Gordon Leslie Verran was born in Luton in March 1924 and entered the Royal Air Force in March 1943. Assessed for pilot training at Perth, Scotland, he was duly embarked for Canada in R.M.S. Queen Mary and returned to the U.K. in June 1944, after attending Flying Training Schools at Monckton, and Terrell, Texas. He was posted to No. 567 (A.A.C.) Squadron at Hornchurch in December 1944, he remained similarly employed until the War’s end. He was awarded the Defence & War Medals.

Having then served at A.H.Q. in Italy, he held a number of appointments in Austria, including time in No. 87 Squadron, this the period of the Berlin Airlift, in which his flying log book records the rescue of a child and several flights conveying senior officers and diplomats.

In the early-to-mid 1950s he served as an instructor to the University of London Air Squadron, although he entered the jet age in Meteors on being detached to No. 209 A.F.S. at Weston Zoyland in the same period. Attached to the Ceylon Air Force in 1955-57, he returned to the U.K. to take up an appointment in Transport Command, followed by attendance of helicopter course at the Central Flying School in 1960.

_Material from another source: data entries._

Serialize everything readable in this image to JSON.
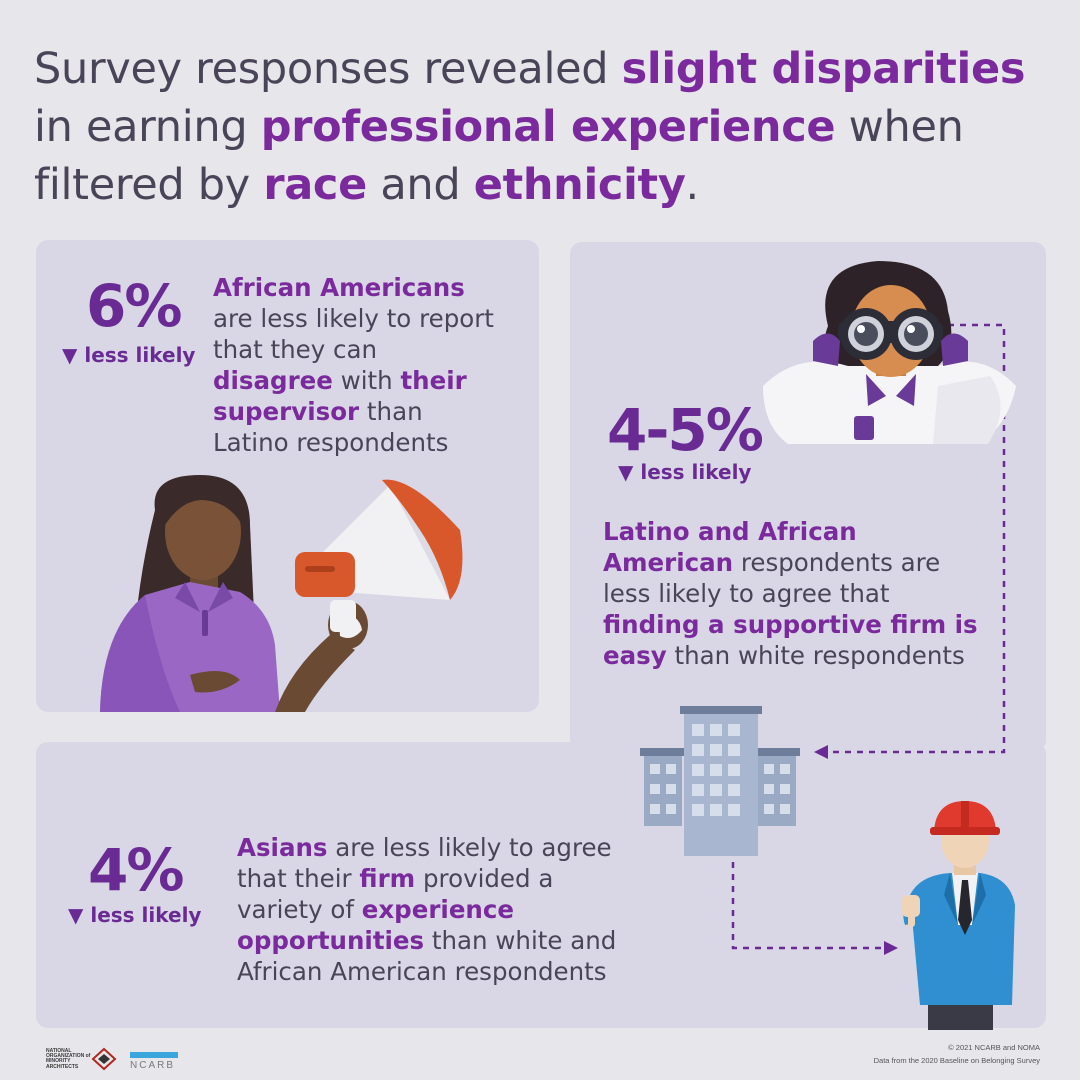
{
  "headline": {
    "p1": "Survey responses revealed ",
    "h1": "slight disparities",
    "p2": " in earning ",
    "h2": "professional experience",
    "p3": " when filtered by ",
    "h3": "race",
    "p4": " and ",
    "h4": "ethnicity",
    "p5": "."
  },
  "stat1": {
    "number": "6%",
    "less": "▼ less likely",
    "t1": "African Americans",
    "t2": " are less likely to report that they can ",
    "t3": "disagree",
    "t4": " with ",
    "t5": "their supervisor",
    "t6": " than Latino respondents"
  },
  "stat2": {
    "number": "4-5%",
    "less": "▼ less likely",
    "t1": "Latino and African American",
    "t2": " respondents are less likely to agree that ",
    "t3": "finding a supportive firm is easy",
    "t4": " than white respondents"
  },
  "stat3": {
    "number": "4%",
    "less": "▼ less likely",
    "t1": "Asians",
    "t2": " are less likely to agree that their ",
    "t3": "firm",
    "t4": " provided a variety of ",
    "t5": "experience opportunities",
    "t6": " than white and African American respondents"
  },
  "footer": {
    "copyright": "© 2021 NCARB and NOMA",
    "source": "Data from the 2020 Baseline on Belonging Survey",
    "noma_logo_text": "NATIONAL ORGANIZATION of MINORITY ARCHITECTS",
    "ncarb_logo_text": "NCARB"
  },
  "colors": {
    "accent": "#7a2a9c",
    "text": "#4a4458",
    "panel": "#d9d7e6",
    "background": "#e7e6ea"
  }
}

He was next appointed to the command of No. 22 Squadron at St. Mawgan, flying Whirlwind helicopters on air-sea rescue operations, a period in which the squadron - operating alongside its counterpart No. 228 - was called out on an almost daily basis. As reported in
Flight in December 1961, ‘Between 1 September 1960 and 30 September this year the Whirlwinds were called out 213 times - including 40 false alarms - and rescued 74 persons, of whom 60 were civilians. The Whirlwinds also carried out 62 casualty evacuations.’

Verran appears to have been ‘grounded’ in the summer of 1962, when he attended the College of Air Warfare at Manby, prior to taking up an appointment at the Air Ministry. He was placed on the Retired List as a Wing Commander in May 1978 and died in Abingdon, Oxfordshire in 1979.